Des responsabilités bien définies : La mise en œuvre du Data by Design suppose une orchestration claire des rôles liés à la donnée : ceux qui la conçoivent, ceux qui en garantissent la qualité, ceux qui en assurent la conformité, et ceux qui l’utilisent. Cette structuration peut s'appuyer sur des fonctions existantes (architectes, responsables data, référents métiers) ou sur des rôles nouveaux, comme les Data Product Owners ou les Data Designers. L'important est que ces responsabilités soient formalisées dès la phase amont des projets.

Des outils adaptés : La démarche nécessite également des outils pour intégrer la connaissance des données dans les cycles de conception. Il peut s'agir de modèles de données enrichis, de dictionnaires métiers, de référentiels de métadonnées, de règles de qualité automatisées, ou encore de pipelines d’intégration incluant des tests sur les données. Ces outils doivent permettre de formaliser, vérifier et capitaliser la connaissance dès sa production.

Une maturité compensatoire en l'absence de gouvernance : Lorsque la gouvernance n'est pas encore en place, la mise en œuvre du Data by Design peut reposer sur un haut niveau de maturité collective. Il faut alors que les équipes partagent une culture de la donnée suffisamment avancée pour anticiper, structurer et documenter les choix de manière autonome. Cette configuration reste rare et difficile à maintenir dans la durée sans appui institutionnel.

En pratique, plusieurs facteurs peuvent freiner la mise en œuvre du Data by Design : une culture de la donnée encore faible, des priorités court-termistes sur les délais projets, ou une séparation trop nette entre les équipes conception, IT et métiers. Ces obstacles ne doivent pas être ignorés. Les premières expérimentations doivent tenir compte de ces réalités pour adapter les leviers d’accompagnement, structurer les rôles de manière progressive, et éviter que la démarche ne soit perçue comme une contrainte supplémentaire.

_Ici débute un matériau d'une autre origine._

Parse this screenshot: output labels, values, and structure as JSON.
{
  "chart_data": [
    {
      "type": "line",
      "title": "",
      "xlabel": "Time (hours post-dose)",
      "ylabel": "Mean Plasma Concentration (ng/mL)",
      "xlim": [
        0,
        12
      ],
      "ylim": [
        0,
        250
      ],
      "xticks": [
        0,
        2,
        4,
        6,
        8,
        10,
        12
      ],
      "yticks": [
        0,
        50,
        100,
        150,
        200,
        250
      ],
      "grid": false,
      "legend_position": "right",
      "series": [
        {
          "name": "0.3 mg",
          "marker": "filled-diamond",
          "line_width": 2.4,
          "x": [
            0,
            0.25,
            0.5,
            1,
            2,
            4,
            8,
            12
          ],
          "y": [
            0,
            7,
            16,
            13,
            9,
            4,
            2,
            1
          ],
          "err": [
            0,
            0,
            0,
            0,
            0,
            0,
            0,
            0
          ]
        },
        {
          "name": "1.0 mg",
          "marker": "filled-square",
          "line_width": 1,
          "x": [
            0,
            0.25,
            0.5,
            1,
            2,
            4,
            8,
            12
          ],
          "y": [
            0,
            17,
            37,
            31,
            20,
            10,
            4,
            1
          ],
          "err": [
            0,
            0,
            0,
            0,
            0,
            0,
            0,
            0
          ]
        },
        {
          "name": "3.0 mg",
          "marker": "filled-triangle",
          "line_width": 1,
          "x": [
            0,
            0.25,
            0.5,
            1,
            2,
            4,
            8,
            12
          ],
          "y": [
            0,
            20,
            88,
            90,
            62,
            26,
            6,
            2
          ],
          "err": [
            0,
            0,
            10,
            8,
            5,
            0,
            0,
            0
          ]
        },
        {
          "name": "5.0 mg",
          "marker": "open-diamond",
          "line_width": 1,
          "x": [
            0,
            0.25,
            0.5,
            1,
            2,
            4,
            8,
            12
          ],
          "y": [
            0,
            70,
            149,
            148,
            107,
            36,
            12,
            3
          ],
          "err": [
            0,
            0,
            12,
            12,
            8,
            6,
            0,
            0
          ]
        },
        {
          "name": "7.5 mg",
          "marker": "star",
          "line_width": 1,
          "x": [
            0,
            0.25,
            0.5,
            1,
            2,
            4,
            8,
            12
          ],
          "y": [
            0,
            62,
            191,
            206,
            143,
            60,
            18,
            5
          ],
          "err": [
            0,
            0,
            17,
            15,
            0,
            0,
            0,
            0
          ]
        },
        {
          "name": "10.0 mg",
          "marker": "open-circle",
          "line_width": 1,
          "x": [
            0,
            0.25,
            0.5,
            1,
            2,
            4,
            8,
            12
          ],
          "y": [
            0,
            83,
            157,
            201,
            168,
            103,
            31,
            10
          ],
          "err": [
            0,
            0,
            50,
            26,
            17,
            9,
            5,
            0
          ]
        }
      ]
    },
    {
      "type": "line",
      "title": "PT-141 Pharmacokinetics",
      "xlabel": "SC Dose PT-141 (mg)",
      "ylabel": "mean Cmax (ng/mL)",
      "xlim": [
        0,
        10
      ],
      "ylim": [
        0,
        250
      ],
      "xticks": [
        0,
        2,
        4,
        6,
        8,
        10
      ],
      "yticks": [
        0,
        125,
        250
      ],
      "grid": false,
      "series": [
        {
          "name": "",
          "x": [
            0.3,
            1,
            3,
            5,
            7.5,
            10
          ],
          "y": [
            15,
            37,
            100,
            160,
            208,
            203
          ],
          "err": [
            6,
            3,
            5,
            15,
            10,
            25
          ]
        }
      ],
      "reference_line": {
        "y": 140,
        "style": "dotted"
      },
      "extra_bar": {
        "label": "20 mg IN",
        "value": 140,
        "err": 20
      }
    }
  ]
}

En résumé, le Data by Design n'est pas une méthode légère ou spontanée. Il repose sur une organisation consciente et équipée, capable d'intégrer la donnée dans les phases de conception comme un objet stratégique. Sans gouvernance, cette intégration repose sur des conditions exigeantes. Avec gouvernance, elle devient un levier naturel d'amélioration continue.

5. Étapes concrètes pour le déployer

Le Data by Design ne se décrète pas, il se construit progressivement. Sa mise en œuvre repose sur une série d’étapes concrètes, destinées à ancrer la démarche dans les pratiques de conception sans en alourdir le fonctionnement. Ces étapes peuvent s’adapter aux contextes, mais leur enchaînement donne une structure cohérente et reproductible.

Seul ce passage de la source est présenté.